Because corn is normally planted when it’s cold and wet, the opportunity for insects to come in and injure seedling corn is great, he said.

“Insecticide seed treatments will be pivotal for growing corn in Louisiana,” Brown said. “What we want to know is what seed treatment is most economical and what produces the most return on investment.”

Brown is doing similar work with soybeans. They fall into the same category, as they are planted in Louisiana from February to July, he said.

“The seed treatment will be effective for below-ground insects, such as wireworm,” he said. “But in soybeans, we are mainly looking out for three-cornered alfalfa hoppers, bean leaf beetle.”

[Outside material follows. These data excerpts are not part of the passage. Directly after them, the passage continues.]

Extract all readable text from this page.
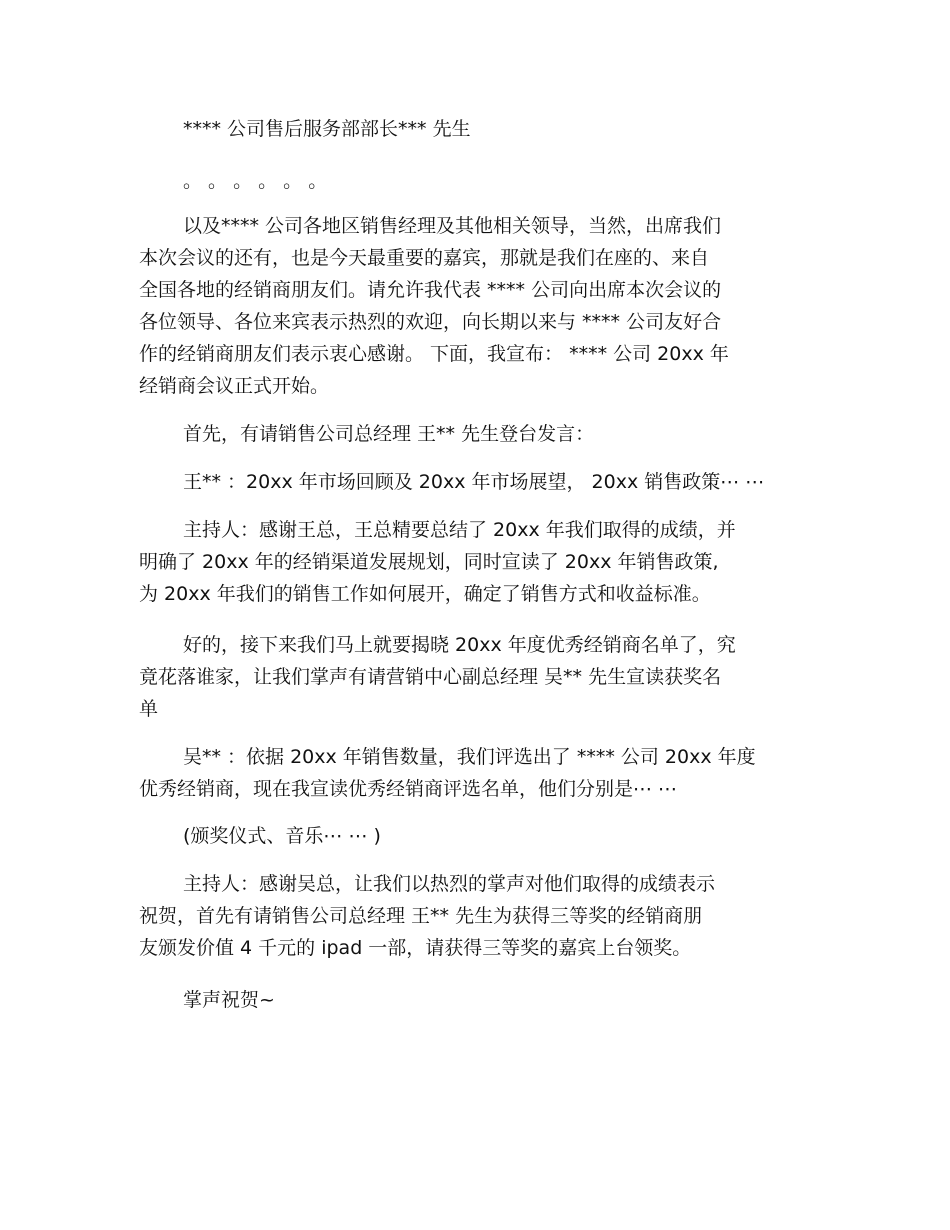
**** 公司售后服务部部长*** 先生
。 。 。 。 。 。
以及**** 公司各地区销售经理及其他相关领导，当然，出席我们
本次会议的还有，也是今天最重要的嘉宾，那就是我们在座的、来自
全国各地的经销商朋友们。请允许我代表 **** 公司向出席本次会议的
各位领导、各位来宾表示热烈的欢迎，向长期以来与 **** 公司友好合
作的经销商朋友们表示衷心感谢。 下面，我宣布： **** 公司 20xx 年
经销商会议正式开始。
首先，有请销售公司总经理 王** 先生登台发言：
王** ：20xx 年市场回顾及 20xx 年市场展望， 20xx 销售政策⋯ ⋯
主持人：感谢王总，王总精要总结了 20xx 年我们取得的成绩，并
明确了 20xx 年的经销渠道发展规划，同时宣读了 20xx 年销售政策,
为 20xx 年我们的销售工作如何展开，确定了销售方式和收益标准。
好的，接下来我们马上就要揭晓 20xx 年度优秀经销商名单了，究
竟花落谁家，让我们掌声有请营销中心副总经理 吴** 先生宣读获奖名
单
吴** ：依据 20xx 年销售数量，我们评选出了 **** 公司 20xx 年度
优秀经销商，现在我宣读优秀经销商评选名单，他们分别是⋯ ⋯
(颁奖仪式、音乐⋯ ⋯ )
主持人：感谢吴总，让我们以热烈的掌声对他们取得的成绩表示
祝贺，首先有请销售公司总经理 王** 先生为获得三等奖的经销商朋
友颁发价值 4 千元的 ipad 一部，请获得三等奖的嘉宾上台领奖。
掌声祝贺~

Brown admits that seed treatments will potentially protect corn more than soybeans.

Being an extension entomologist allows him to tell growers what is happening on the ground right now.

“We are looking at the use of an insect virus that can be used in corn and soybean to control the corn earworm,” he said.

Staying up to date with new products prepares him for questions growers have when salespeople are introducing new products, he said.

“I like to have at least two years of data that I can share with them about rates and other concerns they may have,” he said. ”In the entomology world, if the insect is not present, then you don’t need to spray.”

In addition to corn and soybeans, Brown is also working with growers of grain sorghum.

“Grain sorghum is my smallest crop,” Brown said. “But it’s one that we are screening for aphicides to control the sugarcane aphid.”